For their part, Americans should get wise to the fact that America is by no means a "democracy" or a "democratic republic" but an oligarchy retaining vestigial trappings of a democratic republic. Because it does not matter who wins the elections - the policies don't really change.
"while this new ruling class dismisses this backlash as an outpouring of RACIST, ignorance or imperial nostalgia, in reality it marks a rational response to how the new elite have consolidated their power? "
Everytime you spot a quote like this you can rewrite it as.

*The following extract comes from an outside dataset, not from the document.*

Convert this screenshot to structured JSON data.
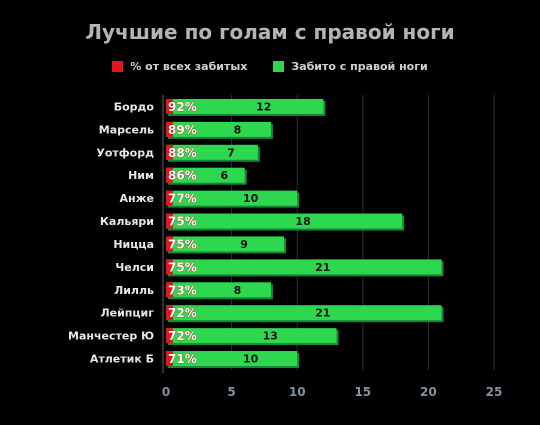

""" While Comrade Stalin dismissed peasant agitation as an outpouring of CAPITALIST sentiment, it really marks their demand that we return to the purity of true marxism 1.0 of the days of comrade Lenin, which unlike the perverted current 'Marxism' 2.0 provided for their needs."""
This of course is a lie. The peasants may not understand that what they really need is CAPITALISM, they do understand that they are poor and miserable and that many things were better before. And to avoid this understanding leading to the reversal of communism it is necessary to crush them. The same is true of racism. We were told that other races were fundamentally equally capable, equally moral, and just needed a little time to adjust so we should abandon all racial identity and embrace them as members of a single human race. Then, normal blacks/latins/arabs/pakistanis/ failed to integrate at all, and the ones that did began a campaign against colorblindness to give spoils to their counterparts.
All things flow from the answers to the following questions:
1) Are average members of other races, intellectually and morally inferior to the average white European or east Asians?
2) Is it the norm for elite members of these races (those who aren't intellectually inferior themselves) to nonetheless identify not with their host countries, but with their racial underclass counterparts? Do they accept a colorblind meritocracy that they could thrive in, or do they immediately form a lobby to attack whites and demand special privileges for their own race?
* If 1 and 2 are true; racism is justified. It's important to be honest with yourself, whatever cover-names you might use with other people. If you believe what Aporia readers claim to believe, and are a good person, then you are a racist.